No vuelvo hoy al blog, tropecientos meses después, para defender a Bunbury, sino para entonar el mea culpa ante los que crean que eso es efectivamente plagio (yo misma a veces discuto conmigo entorno a esa cuestión y no me pongo de acuerdo) ya que es exactamente así como yo funciono.

Probablemente a nadie más que a mí interese esta cuestión. Y más probablemente haya quien hubiera preferido que mi regreso estuviera vinculado a algún tema de candente actualidad (que está el escaparate patrio como p’a elegir), pero (valiente periodista de mierda) resulta que a mí la realidad no me pone. Y eso es lo que vengo a contar.  En realidad este post no es más que, por un lado, una nueva oportunidad de convencerme a mí misma de que los caminos de la inspiración son inescrutables y que no hay nada sonrojante en usar pensamientos de otros como inspiración, y por otro lado, una forma de excusarme, ante mi misma también, como único juez y testigo, por no mantener el blog más vivo en ausencia de palabras que den forma a un planteamiento ante la existencia de una realidad que no (me) ilumina.

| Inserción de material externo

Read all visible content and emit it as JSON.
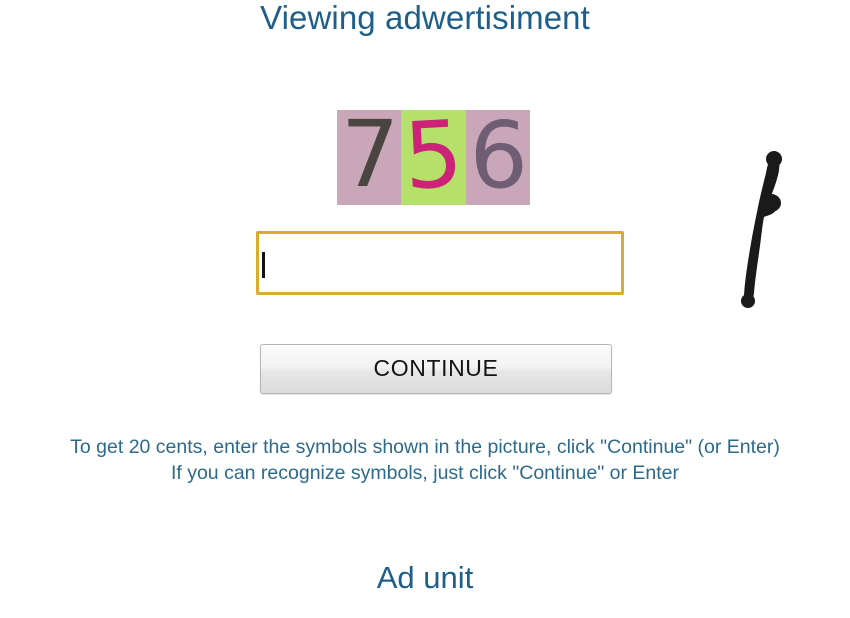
{
  "header": {
    "title": "Viewing adwertisiment"
  },
  "captcha": {
    "name": "captcha-image",
    "value": "756",
    "cells": [
      {
        "symbol": "7",
        "background": "#c9a6b8",
        "color": "#4a4540"
      },
      {
        "symbol": "5",
        "background": "#b5e06a",
        "color": "#cc2277"
      },
      {
        "symbol": "6",
        "background": "#c9a6b8",
        "color": "#6e5d73"
      }
    ]
  },
  "form": {
    "answer_value": "",
    "answer_placeholder": "",
    "border_color": "#d9ab2e",
    "continue_label": "CONTINUE"
  },
  "instructions": {
    "line1": "To get 20 cents, enter the symbols shown in the picture, click \"Continue\" (or Enter)",
    "line2": "If you can recognize symbols, just click \"Continue\" or Enter",
    "color": "#2d6a8a"
  },
  "annotation": {
    "name": "ink-stroke",
    "description": "hand drawn black stroke",
    "color": "#1a1a1a"
  },
  "footer": {
    "title": "Ad unit"
  },
  "theme": {
    "title_color": "#1d5f8a",
    "divider_color": "#c9c9c9",
    "page_background": "#ffffff"
  }
}
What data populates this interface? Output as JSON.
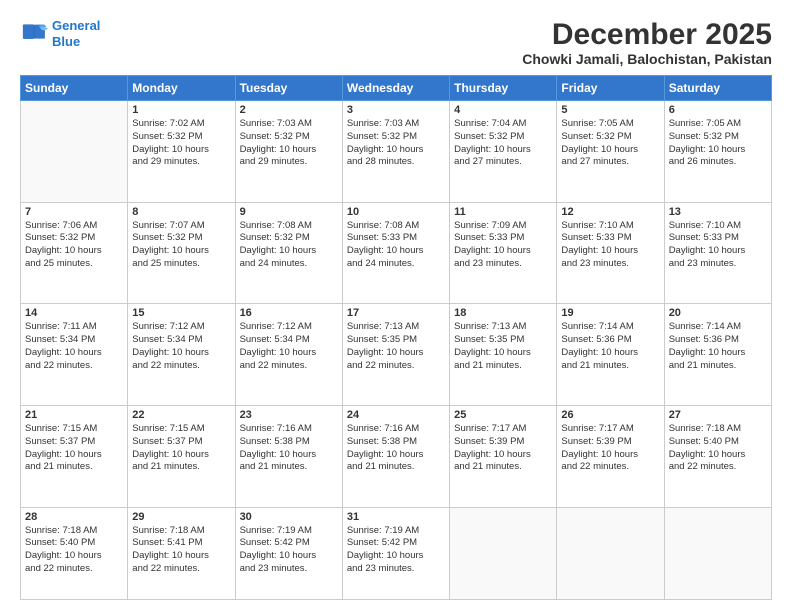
{
  "logo": {
    "line1": "General",
    "line2": "Blue"
  },
  "header": {
    "month": "December 2025",
    "location": "Chowki Jamali, Balochistan, Pakistan"
  },
  "weekdays": [
    "Sunday",
    "Monday",
    "Tuesday",
    "Wednesday",
    "Thursday",
    "Friday",
    "Saturday"
  ],
  "weeks": [
    [
      {
        "day": "",
        "info": ""
      },
      {
        "day": "1",
        "info": "Sunrise: 7:02 AM\nSunset: 5:32 PM\nDaylight: 10 hours\nand 29 minutes."
      },
      {
        "day": "2",
        "info": "Sunrise: 7:03 AM\nSunset: 5:32 PM\nDaylight: 10 hours\nand 29 minutes."
      },
      {
        "day": "3",
        "info": "Sunrise: 7:03 AM\nSunset: 5:32 PM\nDaylight: 10 hours\nand 28 minutes."
      },
      {
        "day": "4",
        "info": "Sunrise: 7:04 AM\nSunset: 5:32 PM\nDaylight: 10 hours\nand 27 minutes."
      },
      {
        "day": "5",
        "info": "Sunrise: 7:05 AM\nSunset: 5:32 PM\nDaylight: 10 hours\nand 27 minutes."
      },
      {
        "day": "6",
        "info": "Sunrise: 7:05 AM\nSunset: 5:32 PM\nDaylight: 10 hours\nand 26 minutes."
      }
    ],
    [
      {
        "day": "7",
        "info": "Sunrise: 7:06 AM\nSunset: 5:32 PM\nDaylight: 10 hours\nand 25 minutes."
      },
      {
        "day": "8",
        "info": "Sunrise: 7:07 AM\nSunset: 5:32 PM\nDaylight: 10 hours\nand 25 minutes."
      },
      {
        "day": "9",
        "info": "Sunrise: 7:08 AM\nSunset: 5:32 PM\nDaylight: 10 hours\nand 24 minutes."
      },
      {
        "day": "10",
        "info": "Sunrise: 7:08 AM\nSunset: 5:33 PM\nDaylight: 10 hours\nand 24 minutes."
      },
      {
        "day": "11",
        "info": "Sunrise: 7:09 AM\nSunset: 5:33 PM\nDaylight: 10 hours\nand 23 minutes."
      },
      {
        "day": "12",
        "info": "Sunrise: 7:10 AM\nSunset: 5:33 PM\nDaylight: 10 hours\nand 23 minutes."
      },
      {
        "day": "13",
        "info": "Sunrise: 7:10 AM\nSunset: 5:33 PM\nDaylight: 10 hours\nand 23 minutes."
      }
    ],
    [
      {
        "day": "14",
        "info": "Sunrise: 7:11 AM\nSunset: 5:34 PM\nDaylight: 10 hours\nand 22 minutes."
      },
      {
        "day": "15",
        "info": "Sunrise: 7:12 AM\nSunset: 5:34 PM\nDaylight: 10 hours\nand 22 minutes."
      },
      {
        "day": "16",
        "info": "Sunrise: 7:12 AM\nSunset: 5:34 PM\nDaylight: 10 hours\nand 22 minutes."
      },
      {
        "day": "17",
        "info": "Sunrise: 7:13 AM\nSunset: 5:35 PM\nDaylight: 10 hours\nand 22 minutes."
      },
      {
        "day": "18",
        "info": "Sunrise: 7:13 AM\nSunset: 5:35 PM\nDaylight: 10 hours\nand 21 minutes."
      },
      {
        "day": "19",
        "info": "Sunrise: 7:14 AM\nSunset: 5:36 PM\nDaylight: 10 hours\nand 21 minutes."
      },
      {
        "day": "20",
        "info": "Sunrise: 7:14 AM\nSunset: 5:36 PM\nDaylight: 10 hours\nand 21 minutes."
      }
    ],
    [
      {
        "day": "21",
        "info": "Sunrise: 7:15 AM\nSunset: 5:37 PM\nDaylight: 10 hours\nand 21 minutes."
      },
      {
        "day": "22",
        "info": "Sunrise: 7:15 AM\nSunset: 5:37 PM\nDaylight: 10 hours\nand 21 minutes."
      },
      {
        "day": "23",
        "info": "Sunrise: 7:16 AM\nSunset: 5:38 PM\nDaylight: 10 hours\nand 21 minutes."
      },
      {
        "day": "24",
        "info": "Sunrise: 7:16 AM\nSunset: 5:38 PM\nDaylight: 10 hours\nand 21 minutes."
      },
      {
        "day": "25",
        "info": "Sunrise: 7:17 AM\nSunset: 5:39 PM\nDaylight: 10 hours\nand 21 minutes."
      },
      {
        "day": "26",
        "info": "Sunrise: 7:17 AM\nSunset: 5:39 PM\nDaylight: 10 hours\nand 22 minutes."
      },
      {
        "day": "27",
        "info": "Sunrise: 7:18 AM\nSunset: 5:40 PM\nDaylight: 10 hours\nand 22 minutes."
      }
    ],
    [
      {
        "day": "28",
        "info": "Sunrise: 7:18 AM\nSunset: 5:40 PM\nDaylight: 10 hours\nand 22 minutes."
      },
      {
        "day": "29",
        "info": "Sunrise: 7:18 AM\nSunset: 5:41 PM\nDaylight: 10 hours\nand 22 minutes."
      },
      {
        "day": "30",
        "info": "Sunrise: 7:19 AM\nSunset: 5:42 PM\nDaylight: 10 hours\nand 23 minutes."
      },
      {
        "day": "31",
        "info": "Sunrise: 7:19 AM\nSunset: 5:42 PM\nDaylight: 10 hours\nand 23 minutes."
      },
      {
        "day": "",
        "info": ""
      },
      {
        "day": "",
        "info": ""
      },
      {
        "day": "",
        "info": ""
      }
    ]
  ]
}
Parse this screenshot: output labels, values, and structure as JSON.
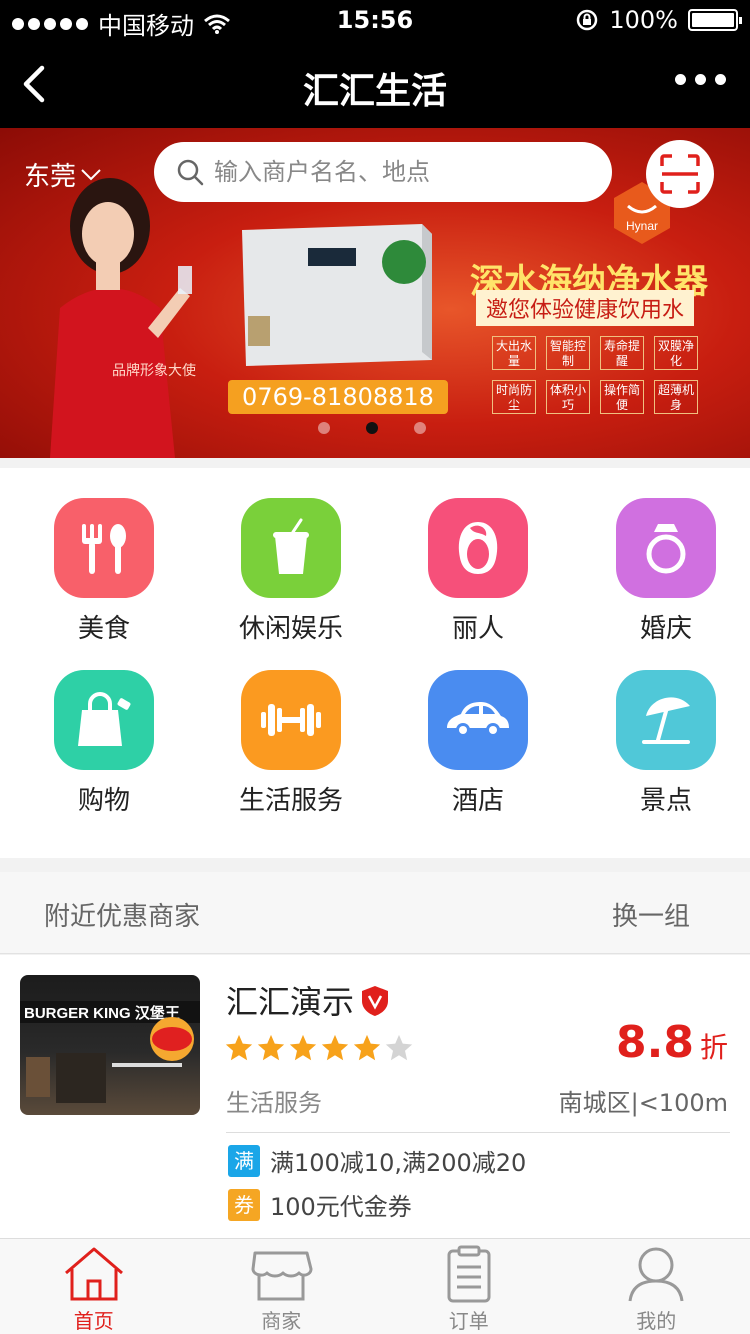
{
  "status_bar": {
    "carrier": "中国移动",
    "time": "15:56",
    "battery": "100%",
    "battery_level": 1.0
  },
  "nav": {
    "title": "汇汇生活"
  },
  "banner": {
    "city": "东莞",
    "search_placeholder": "输入商户名名、地点",
    "ad": {
      "brand": "Hynar",
      "headline": "深水海纳净水器",
      "subline": "邀您体验健康饮用水",
      "phone": "0769-81808818",
      "ambassador": "品牌形象大使",
      "features": [
        "大出水量",
        "智能控制",
        "寿命提醒",
        "双膜净化",
        "时尚防尘",
        "体积小巧",
        "操作简便",
        "超薄机身"
      ]
    },
    "slide_count": 3,
    "active_slide": 2
  },
  "categories": [
    {
      "label": "美食",
      "icon": "fork-spoon-icon",
      "color": "#f8606a"
    },
    {
      "label": "休闲娱乐",
      "icon": "drink-cup-icon",
      "color": "#7ad03a"
    },
    {
      "label": "丽人",
      "icon": "woman-hair-icon",
      "color": "#f6507a"
    },
    {
      "label": "婚庆",
      "icon": "ring-icon",
      "color": "#d070e0"
    },
    {
      "label": "购物",
      "icon": "shopping-bag-icon",
      "color": "#2ed0a6"
    },
    {
      "label": "生活服务",
      "icon": "dumbbell-icon",
      "color": "#fb9a20"
    },
    {
      "label": "酒店",
      "icon": "car-icon",
      "color": "#4a8cf0"
    },
    {
      "label": "景点",
      "icon": "beach-umbrella-icon",
      "color": "#50c8d8"
    }
  ],
  "nearby": {
    "title": "附近优惠商家",
    "switch_label": "换一组"
  },
  "merchant": {
    "name": "汇汇演示",
    "rating": 5,
    "rating_max": 6,
    "category": "生活服务",
    "discount": "8.8",
    "discount_unit": "折",
    "location": "南城区|<100m",
    "thumb_sign": "BURGER KING 汉堡王",
    "promos": [
      {
        "tag": "满",
        "text": "满100减10,满200减20",
        "color": "#1aa6e8"
      },
      {
        "tag": "券",
        "text": "100元代金券",
        "color": "#f5a623"
      }
    ]
  },
  "tabs": [
    {
      "label": "首页",
      "icon": "home-icon",
      "active": true
    },
    {
      "label": "商家",
      "icon": "store-icon",
      "active": false
    },
    {
      "label": "订单",
      "icon": "order-list-icon",
      "active": false
    },
    {
      "label": "我的",
      "icon": "user-icon",
      "active": false
    }
  ],
  "colors": {
    "accent": "#e0201c",
    "nav_bg": "#000000"
  }
}
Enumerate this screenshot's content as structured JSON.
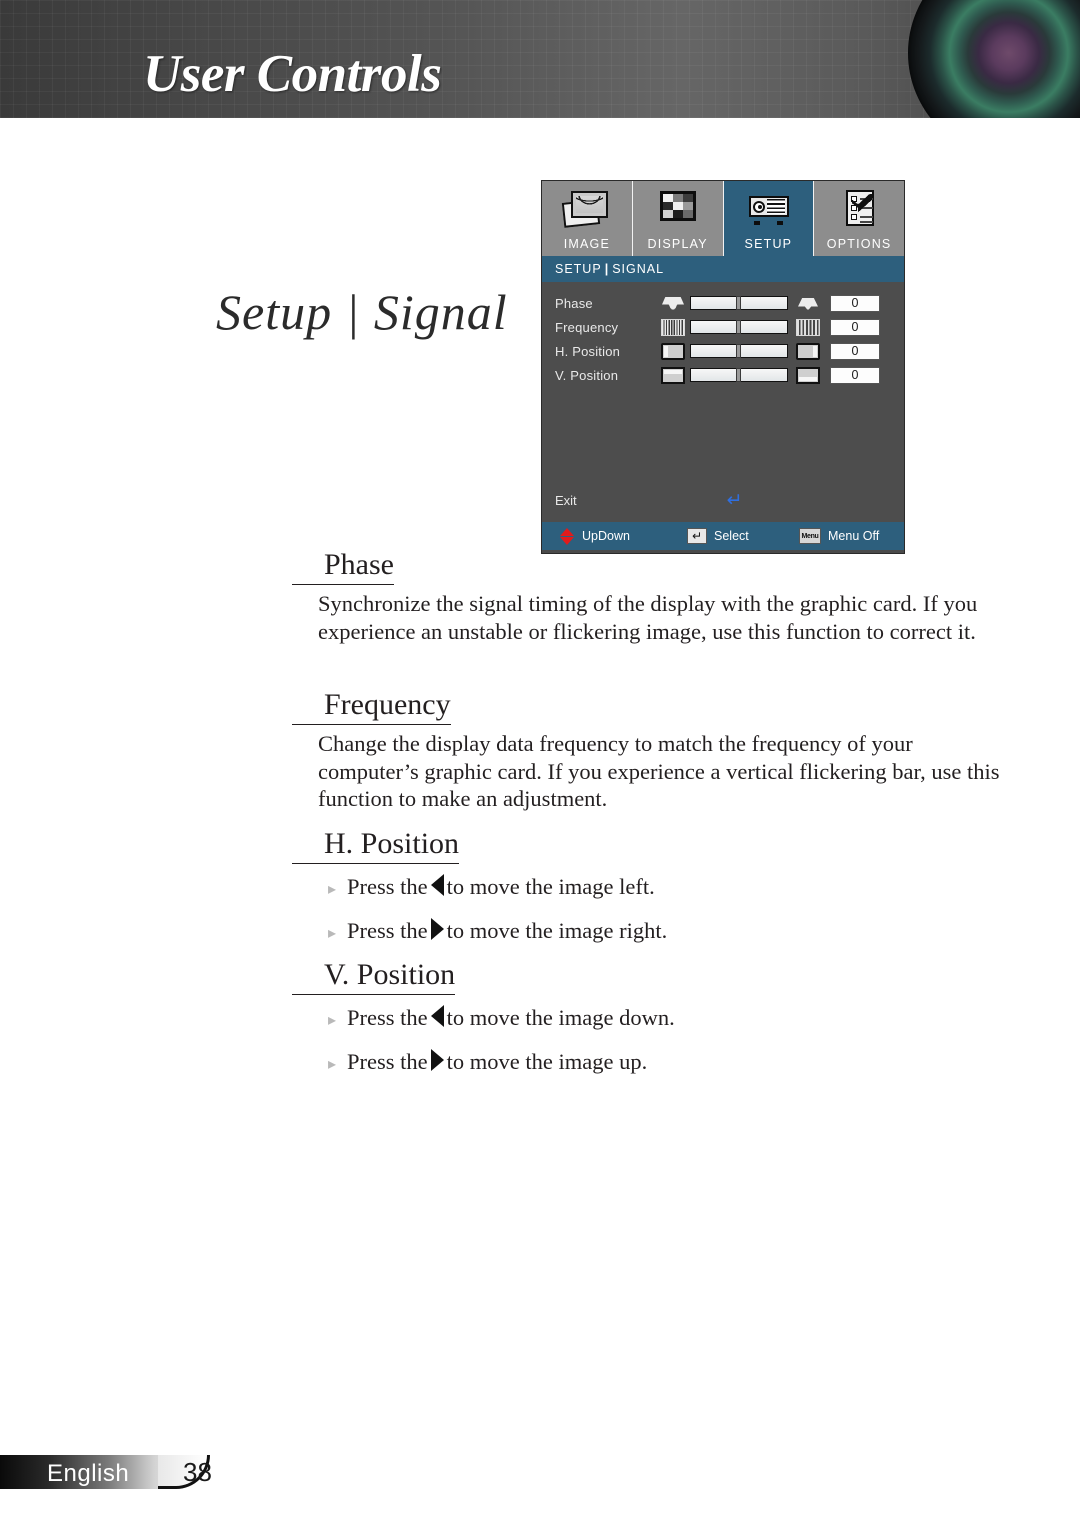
{
  "header": {
    "title": "User Controls",
    "lens_icon": "camera-lens-graphic"
  },
  "page_title": "Setup | Signal",
  "osd": {
    "tabs": [
      {
        "label": "IMAGE",
        "icon": "image-icon",
        "active": false
      },
      {
        "label": "DISPLAY",
        "icon": "display-icon",
        "active": false
      },
      {
        "label": "SETUP",
        "icon": "setup-projector-icon",
        "active": true
      },
      {
        "label": "OPTIONS",
        "icon": "options-checklist-icon",
        "active": false
      }
    ],
    "breadcrumb": {
      "parent": "SETUP",
      "separator": "|",
      "child": "SIGNAL"
    },
    "rows": [
      {
        "label": "Phase",
        "left_icon": "keystone-icon",
        "right_icon": "keystone-narrow-icon",
        "value": "0"
      },
      {
        "label": "Frequency",
        "left_icon": "fine-grid-icon",
        "right_icon": "coarse-grid-icon",
        "value": "0"
      },
      {
        "label": "H. Position",
        "left_icon": "h-shift-left-icon",
        "right_icon": "h-shift-right-icon",
        "value": "0"
      },
      {
        "label": "V. Position",
        "left_icon": "v-shift-up-icon",
        "right_icon": "v-shift-down-icon",
        "value": "0"
      }
    ],
    "exit_label": "Exit",
    "exit_glyph": "↵",
    "footer_items": [
      {
        "icon": "up-down-arrows-icon",
        "label": "UpDown",
        "key": ""
      },
      {
        "icon": "enter-key-icon",
        "label": "Select",
        "key": "↵"
      },
      {
        "icon": "menu-key-icon",
        "label": "Menu Off",
        "key": "Menu"
      }
    ],
    "accent_blue": "#2d5f7d",
    "accent_red": "#e01b1b",
    "panel_gray": "#4d4d4d"
  },
  "sections": [
    {
      "heading": "Phase",
      "body": "Synchronize the signal timing of the display with the graphic card. If you experience an unstable or flickering image, use this function to correct it."
    },
    {
      "heading": "Frequency",
      "body": "Change the display data frequency to match the frequency of your computer’s graphic card. If you experience a vertical flickering bar, use this function to make an adjustment."
    },
    {
      "heading": "H. Position",
      "bullets": [
        {
          "pre": "Press the",
          "arrow": "left",
          "post": "to move the image left."
        },
        {
          "pre": "Press the",
          "arrow": "right",
          "post": "to move the image right."
        }
      ]
    },
    {
      "heading": "V. Position",
      "bullets": [
        {
          "pre": "Press the",
          "arrow": "left",
          "post": "to move the image down."
        },
        {
          "pre": "Press the",
          "arrow": "right",
          "post": "to move the image up."
        }
      ]
    }
  ],
  "footer": {
    "language": "English",
    "page_number": "38"
  }
}
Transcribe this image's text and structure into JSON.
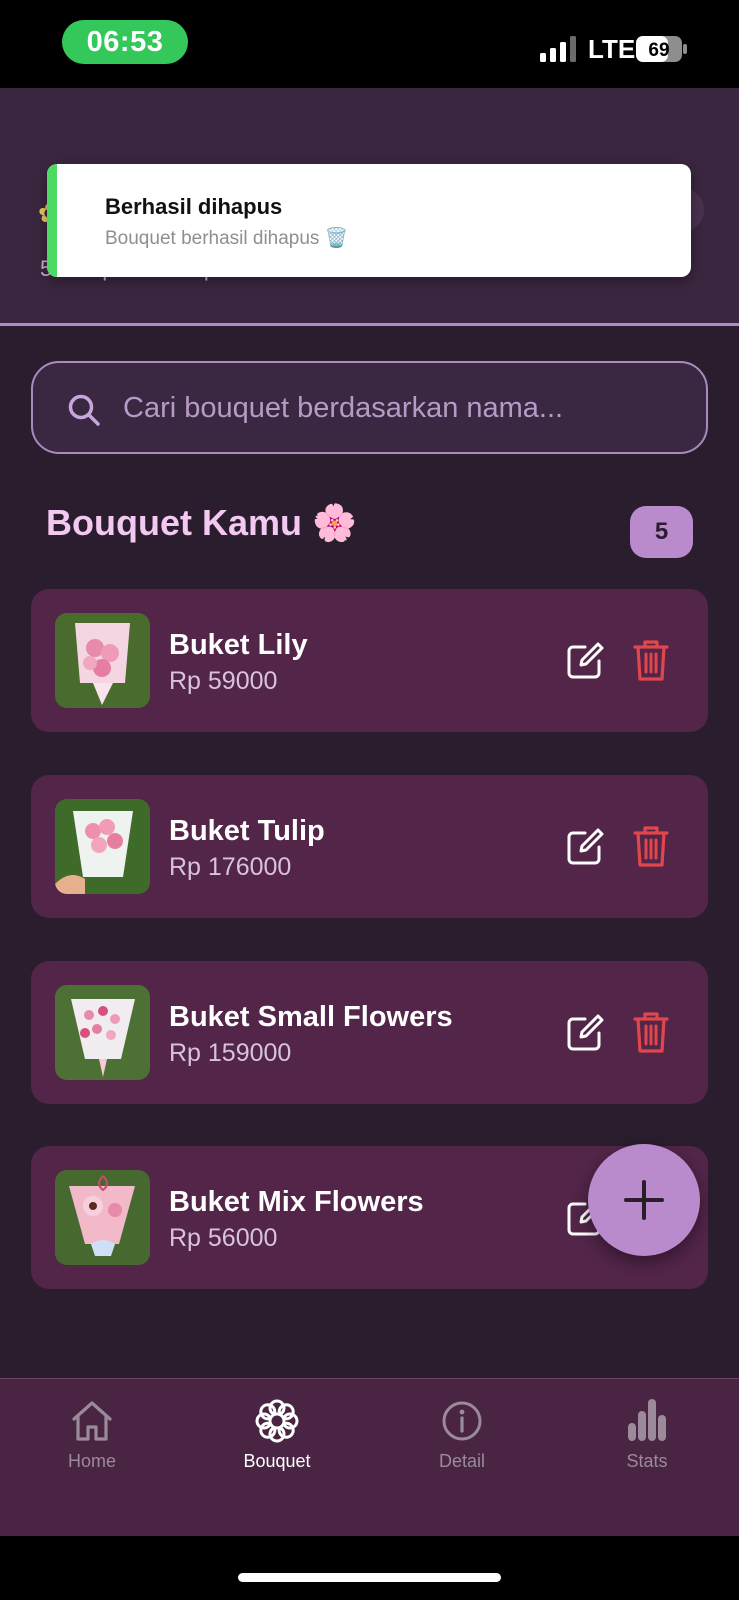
{
  "status_bar": {
    "time": "06:53",
    "network": "LTE",
    "battery": "69"
  },
  "header": {
    "subtitle": "5 bouquet tersimpan"
  },
  "toast": {
    "title": "Berhasil dihapus",
    "message": "Bouquet berhasil dihapus 🗑️"
  },
  "search": {
    "placeholder": "Cari bouquet berdasarkan nama...",
    "value": ""
  },
  "section": {
    "title": "Bouquet Kamu 🌸",
    "count": "5"
  },
  "bouquets": [
    {
      "name": "Buket Lily",
      "price": "Rp 59000"
    },
    {
      "name": "Buket Tulip",
      "price": "Rp 176000"
    },
    {
      "name": "Buket Small Flowers",
      "price": "Rp 159000"
    },
    {
      "name": "Buket Mix Flowers",
      "price": "Rp 56000"
    }
  ],
  "nav": [
    {
      "label": "Home",
      "icon": "home-icon",
      "active": false
    },
    {
      "label": "Bouquet",
      "icon": "flower-icon",
      "active": true
    },
    {
      "label": "Detail",
      "icon": "info-icon",
      "active": false
    },
    {
      "label": "Stats",
      "icon": "bar-chart-icon",
      "active": false
    }
  ],
  "colors": {
    "accent": "#b98bcd",
    "delete": "#e0474c",
    "card": "#522549",
    "background": "#2a1d2e",
    "toast_bar": "#4cd964"
  }
}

Mi remilgada conciencia se sentiría henchida de orgullo (y satisfacción) si fuera capaz de escribir solo mirando a mi alrededor, porque entonces esas ideas resultantes de contemplar, sentir o pensar, fueran brillantes o mediocres, serían solo mías. Pero no es así como sucede. Es al estar leyendo un libro, viendo una película o escuchando una canción cuando ESA combinación concreta de palabras formuladas por otro actúa como catalizador para una idea a la que, en las más de las veces, llevaba tiempo dando vueltas pero a la que no sabía como dar forma. Y es a partir y a través de ESA combinación concreta de palabras y no otra a la que voy encadenando otras que fluyen con relativa sencillez de mi cabeza al papel. Y cuando digo “relativa” quiero decir exactamente eso. No “cierta”. Ni “bastante”. Relativa. Porque de igual modo que son unas palabras concretas las que me sirven no solo de inspiración para empezar a escribir, sino incluso de parte fundamental del escrito al incluirlas dentro de él, son unas palabras concretas, de entre todos los sinónimos existentes, las que sirven para dar sentido a esa idea acerca de la que estoy escribiendo y sin las cuales no daré por terminado el texto. Puedo tener un borrador  a medias durante días, semanas incluso, mientras encuentro el término exacto que, colocado en un lugar determinado del texto, dote de pleno significado a la idea que quiero transmitir.

Estoy hablando de la palabra como herramienta creativa en su acepción más amplia. Una herramienta es un instrumento que me permite realizar una tarea. Pues bien, es la utilización de ciertas palabras, colocadas en un orden concreto, la que me permite capturar en un papel la esencia de lo que quiero decir, como si se tratara de una fotografía inequívoca ante la cual no existe la posibilidad de dudar que somos nosotros y no otros los que salen retratados en la imagen.

El problema de las palabras es que están todas inventadas. Y llevo veintiún siglos de retraso si lo que pretendo es ser la primera en combinarlas, no ya de forma genial, que a tanto no aspira una, sino meramente coherente, mínimamente inteligente (“inteligente” es un buen ejemplo de lo que describía más arriba. Casi dos horas me ha costado sacarla).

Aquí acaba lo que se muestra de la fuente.